# Homework Help: Differential Equations Problem

1. Mar 17, 2013

### Daweih

1. The problem statement, all variables and given/known data
This is actually a question we went over in class, but I kind of spaced out when my teacher was explaining it. I have since solved it myself while I was reviewing for my calculus test, but when I compared my answer with the answer key my teacher provided to our class, I found out my answer was wrong. Here's the question.

"Write and solve the differential equation that models the statement in the following problem.

The rate of change of P with respect to t is proportional to 10-t."

2. Relevant equations
I should add that this is part of our chapter involving exponential growth and decay.

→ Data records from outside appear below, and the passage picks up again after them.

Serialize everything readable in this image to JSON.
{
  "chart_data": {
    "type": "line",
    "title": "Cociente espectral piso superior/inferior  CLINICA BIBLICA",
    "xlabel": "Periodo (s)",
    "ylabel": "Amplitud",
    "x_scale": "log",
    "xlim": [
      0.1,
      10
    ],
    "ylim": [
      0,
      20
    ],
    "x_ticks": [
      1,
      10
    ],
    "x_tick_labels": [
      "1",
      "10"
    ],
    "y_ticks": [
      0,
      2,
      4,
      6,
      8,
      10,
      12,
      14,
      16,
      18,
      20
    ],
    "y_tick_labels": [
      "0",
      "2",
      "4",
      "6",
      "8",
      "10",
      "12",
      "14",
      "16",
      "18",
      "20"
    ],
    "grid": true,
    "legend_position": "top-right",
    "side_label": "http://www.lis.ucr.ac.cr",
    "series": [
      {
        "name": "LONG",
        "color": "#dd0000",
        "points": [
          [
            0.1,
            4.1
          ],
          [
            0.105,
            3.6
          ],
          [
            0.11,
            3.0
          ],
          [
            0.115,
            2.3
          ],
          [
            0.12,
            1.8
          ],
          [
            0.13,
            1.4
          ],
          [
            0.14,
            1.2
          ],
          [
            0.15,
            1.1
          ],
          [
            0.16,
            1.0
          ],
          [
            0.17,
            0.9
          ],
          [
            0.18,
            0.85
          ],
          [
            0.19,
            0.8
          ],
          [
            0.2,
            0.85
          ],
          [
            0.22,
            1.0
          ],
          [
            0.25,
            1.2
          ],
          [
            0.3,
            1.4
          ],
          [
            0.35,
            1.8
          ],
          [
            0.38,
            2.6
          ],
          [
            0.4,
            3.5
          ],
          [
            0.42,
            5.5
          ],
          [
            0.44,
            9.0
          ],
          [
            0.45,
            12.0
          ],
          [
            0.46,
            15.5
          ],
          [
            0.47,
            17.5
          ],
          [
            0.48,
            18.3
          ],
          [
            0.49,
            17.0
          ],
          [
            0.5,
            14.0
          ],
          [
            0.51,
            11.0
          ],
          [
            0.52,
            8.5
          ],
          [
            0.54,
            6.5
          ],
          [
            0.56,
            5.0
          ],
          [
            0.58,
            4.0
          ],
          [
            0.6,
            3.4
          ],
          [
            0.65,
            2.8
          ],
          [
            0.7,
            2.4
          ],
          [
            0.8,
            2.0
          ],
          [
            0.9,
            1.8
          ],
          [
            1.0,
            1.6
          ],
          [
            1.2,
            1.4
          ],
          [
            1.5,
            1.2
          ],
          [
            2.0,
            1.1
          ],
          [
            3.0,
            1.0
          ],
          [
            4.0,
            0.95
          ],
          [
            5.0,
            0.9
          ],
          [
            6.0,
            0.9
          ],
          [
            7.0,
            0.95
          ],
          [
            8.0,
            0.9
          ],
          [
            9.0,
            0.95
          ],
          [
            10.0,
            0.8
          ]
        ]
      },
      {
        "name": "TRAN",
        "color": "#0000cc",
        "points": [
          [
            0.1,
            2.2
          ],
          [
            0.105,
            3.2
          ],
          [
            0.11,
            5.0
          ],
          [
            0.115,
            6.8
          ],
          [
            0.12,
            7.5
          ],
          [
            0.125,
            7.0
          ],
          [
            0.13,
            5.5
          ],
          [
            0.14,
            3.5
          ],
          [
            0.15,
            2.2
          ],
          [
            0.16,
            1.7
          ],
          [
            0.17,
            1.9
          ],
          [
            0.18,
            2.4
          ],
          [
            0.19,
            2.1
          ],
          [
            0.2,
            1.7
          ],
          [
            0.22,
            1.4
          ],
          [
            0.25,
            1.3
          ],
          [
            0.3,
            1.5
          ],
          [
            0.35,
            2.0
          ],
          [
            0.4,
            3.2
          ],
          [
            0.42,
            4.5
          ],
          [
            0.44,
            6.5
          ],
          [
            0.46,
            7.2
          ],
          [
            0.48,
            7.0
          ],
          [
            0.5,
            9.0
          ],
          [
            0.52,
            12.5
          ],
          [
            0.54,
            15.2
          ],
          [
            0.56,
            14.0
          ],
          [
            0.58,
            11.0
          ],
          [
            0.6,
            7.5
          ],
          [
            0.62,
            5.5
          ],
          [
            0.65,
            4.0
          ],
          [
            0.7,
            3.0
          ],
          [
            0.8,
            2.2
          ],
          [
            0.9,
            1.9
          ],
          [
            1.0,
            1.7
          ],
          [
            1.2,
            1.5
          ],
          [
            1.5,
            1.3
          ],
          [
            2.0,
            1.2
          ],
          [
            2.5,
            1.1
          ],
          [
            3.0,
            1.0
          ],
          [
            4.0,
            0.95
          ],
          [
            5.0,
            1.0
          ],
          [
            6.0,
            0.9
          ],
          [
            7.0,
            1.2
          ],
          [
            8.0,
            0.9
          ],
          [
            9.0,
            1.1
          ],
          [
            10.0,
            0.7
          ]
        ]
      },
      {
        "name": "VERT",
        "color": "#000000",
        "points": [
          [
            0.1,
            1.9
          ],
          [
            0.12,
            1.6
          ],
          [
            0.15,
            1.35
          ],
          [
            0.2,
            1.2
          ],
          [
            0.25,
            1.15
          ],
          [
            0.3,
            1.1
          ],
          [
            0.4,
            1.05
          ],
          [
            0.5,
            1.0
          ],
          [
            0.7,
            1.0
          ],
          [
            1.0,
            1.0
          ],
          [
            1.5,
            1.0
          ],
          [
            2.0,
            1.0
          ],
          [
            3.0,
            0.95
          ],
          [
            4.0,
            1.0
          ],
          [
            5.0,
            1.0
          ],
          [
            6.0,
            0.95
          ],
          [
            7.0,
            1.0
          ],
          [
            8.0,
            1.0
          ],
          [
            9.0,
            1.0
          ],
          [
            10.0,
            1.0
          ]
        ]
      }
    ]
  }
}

3. The attempt at a solution
Now, I understand how to do this particular problem. You essentially start off with the following differential equation:

dP/dt = K/(10-t)

You then multiply the dt over to isolate all the t variable expressions on the right side.

dP = [K/(10-t)]dt

Then you would take an indefinite integral of both sides respectively. The problem is, my teacher says that the answer should be:

P = -K*ln|10-t| + C

When I solved this on my own, I produced the same result essentially, just without a negative sign in front of the K constant. Am I missing something here? Could someone please explain to me why there should be a negative sign or did my teacher make a mistake?

2. Mar 17, 2013

### eumyang

Did you integrate the right side using u-substitution? After you use that method, the negative will appear in the answer.

3. Mar 17, 2013

### Daweih

Ah, no. I didn't. I tried integrating using substitution just now, and it worked. >.<
Thank you for pointing that out to me. It makes sense now.

4. Mar 18, 2013

### LCKurtz

When you say $y$ is proportional to $x$ that means there is a constant $k$ such that $y=kx$. So if the rate of change of $P$ is proportional to $10-t$, then $\frac{dP}{dt}= k(10-t)$. So you either are solving the problem wrong or stated the problem you are solving wrong.

Last edited: Mar 18, 2013
5. Mar 18, 2013

### Daweih

That's my mistake. I stated the problem incorrectly. It should say "inversely proportional". But regardless, eumyang pointed out what I was missing. I didn't use the substitution method to integrate the differential equation, so I never produced that negative sign.